Wasser bringt auch gesundheitliche Probleme
Mindestens ein Drittel Pakistans stehe seit Wochen unter Wasser, sagte Klimaschutzministerin Sherry Rehman. Sie bezeichnete die Fluten als klimabedingte Katastrophe epischen Ausmaßes und existenzielle Bedrohung für Pakistan. Laut Planungsminister Ahsan Iqbal ruinierten die Überschwemmungen bereits 45 Prozent der Ackerfläche des Landes.
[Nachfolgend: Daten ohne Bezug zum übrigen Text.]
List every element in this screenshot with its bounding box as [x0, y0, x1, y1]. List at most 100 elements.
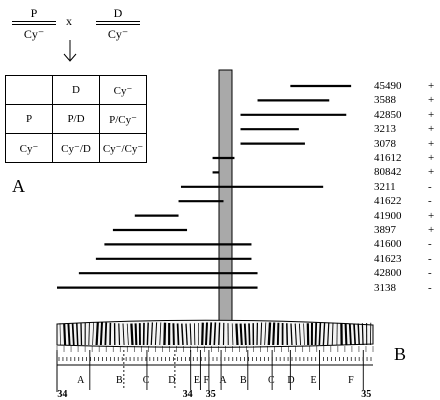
- punnett-row: P P/D P/Cy⁻: [5, 104, 147, 134]
- chromosome-band: [118, 323, 121, 346]
- complementation-result: +: [428, 123, 435, 136]
- deficiency-name: 42800: [374, 267, 402, 280]
- complementation-result: +: [428, 209, 435, 222]
- subdivision-label: B: [116, 375, 123, 386]
- chromosome-band: [294, 323, 297, 346]
- cross-operator: x: [66, 14, 72, 28]
- chromosome-band: [314, 322, 318, 346]
- deficiency-row: 3897 +: [374, 224, 434, 236]
- chromosome-band: [209, 322, 213, 346]
- complementation-result: +: [428, 80, 435, 92]
- chromosome-band: [67, 323, 71, 346]
- chromosome-band: [201, 322, 204, 346]
- chromosome-band: [286, 323, 289, 346]
- chromosome-band: [122, 323, 125, 346]
- deficiency-name: 3138: [374, 281, 396, 294]
- chromosome-band: [218, 322, 221, 346]
- deficiency-row: 42850 +: [374, 108, 434, 121]
- complementation-result: +: [428, 94, 435, 107]
- subdivision-label: A: [77, 375, 85, 386]
- chromosome-band: [130, 323, 134, 346]
- chromosome-pair-mark: [96, 21, 140, 25]
- subdivision-label: F: [348, 375, 354, 386]
- punnett-row: Cy⁻ Cy⁻/D Cy⁻/Cy⁻: [5, 133, 147, 163]
- deficiency-name: 41600: [374, 238, 402, 251]
- chromosome-band: [239, 323, 243, 346]
- chromosome-band: [361, 323, 364, 346]
- deficiency-name: 3078: [374, 137, 396, 150]
- chromosome-band: [331, 322, 334, 346]
- chromosome-band: [276, 322, 280, 346]
- subdivision-label: C: [268, 375, 275, 386]
- punnett-row-header: P: [5, 104, 53, 134]
- deficiency-row: 3078 +: [374, 137, 434, 150]
- complementation-result: -: [428, 252, 432, 265]
- deficiency-row: 3213 +: [374, 123, 434, 136]
- parent-left-top-allele: P: [30, 6, 38, 20]
- chromosome-band: [63, 323, 67, 346]
- division-number: 34: [57, 389, 67, 400]
- subdivision-label: B: [240, 375, 247, 386]
- deficiency-name: 3897: [374, 224, 396, 236]
- chromosome-band: [126, 323, 129, 346]
- chromosome-band: [185, 323, 188, 346]
- chromosome-band: [243, 323, 247, 346]
- subdivision-label: A: [219, 375, 227, 386]
- chromosome-band: [327, 322, 330, 346]
- punnett-square: D Cy⁻ P P/D P/Cy⁻ Cy⁻ Cy⁻/D Cy⁻/Cy⁻: [5, 75, 147, 163]
- chromosome-band: [213, 322, 217, 346]
- deficiency-name: 3588: [374, 94, 396, 107]
- region-highlight-bar: [218, 69, 233, 343]
- chromosome-band: [272, 322, 276, 346]
- chromosome-band: [298, 323, 301, 346]
- subdivision-label: D: [168, 375, 175, 386]
- subdivision-label: C: [143, 375, 150, 386]
- chromosome-band: [146, 322, 149, 346]
- panel-label-a: A: [12, 176, 25, 196]
- chromosome-band: [204, 322, 208, 346]
- deficiency-row: 41622 -: [374, 195, 432, 208]
- deficiency-name: 80842: [374, 166, 402, 179]
- division-number: 35: [361, 389, 371, 400]
- deficiency-name: 42850: [374, 108, 402, 121]
- chromosome-band: [76, 323, 79, 346]
- deficiency-row: 41612 +: [374, 152, 434, 164]
- chromosome-band: [104, 322, 108, 346]
- complementation-result: +: [428, 166, 435, 179]
- chromosome-band: [290, 323, 293, 346]
- deficiency-row: 41600 -: [374, 238, 432, 251]
- chromosome-band: [88, 322, 90, 346]
- deficiency-name: 41612: [374, 152, 402, 164]
- panel-label-b: B: [394, 344, 407, 364]
- parent-left-bottom-allele: Cy⁻: [23, 27, 45, 41]
- deficiency-row: 3211 -: [374, 181, 432, 193]
- chromosome-band: [348, 323, 352, 346]
- chromosome-band: [248, 323, 251, 346]
- chromosome-band: [159, 322, 162, 346]
- parent-right-bottom-allele: Cy⁻: [107, 27, 129, 41]
- parent-right-top-allele: D: [113, 6, 123, 20]
- chromosome-band: [353, 323, 357, 346]
- deficiency-name: 3213: [374, 123, 396, 136]
- division-number: 35: [206, 389, 216, 400]
- chromosome-band: [322, 322, 326, 346]
- subdivision-label: E: [311, 375, 317, 386]
- complementation-result: -: [428, 238, 432, 251]
- chromosome-band: [267, 322, 272, 346]
- deficiency-name: 41622: [374, 195, 402, 208]
- punnett-row-header: Cy⁻: [5, 133, 53, 163]
- deficiency-row: 3138 -: [374, 281, 432, 294]
- parent-left-genotype: P Cy⁻: [12, 6, 56, 41]
- chromosome-band: [92, 322, 94, 346]
- chromosome-band: [357, 323, 360, 346]
- complementation-result: +: [428, 137, 435, 150]
- chromosome-band: [176, 323, 180, 346]
- chromosome-band: [260, 322, 263, 346]
- complementation-result: +: [428, 224, 435, 236]
- complementation-result: -: [428, 180, 432, 193]
- deficiency-row: 80842 +: [374, 166, 434, 179]
- deficiency-row: 45490 +: [374, 80, 434, 92]
- punnett-cell: P/D: [52, 104, 100, 134]
- chromosome-band: [154, 322, 158, 346]
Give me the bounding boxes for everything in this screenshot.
Durch das stehende Wasser ergeben sich zudem gesundheitliche Probleme für die Menschen - Erkrankungen wie Durchfall, Augenentzündungen oder Hautausschläge. Die Weltgesundheitsorganisation (WHO) fürchtete auch die Ausbreitung von Krankheiten wie Cholera, Dengue-Fieber und Malaria. Hilfsorganisationen warnen, dass durch das Fehlen sicherer Unterkünfte, Hygieneprodukte oder Toiletten vor allem für Frauen die Gefahr von Krankheiten und auch sexueller Gewalt steige.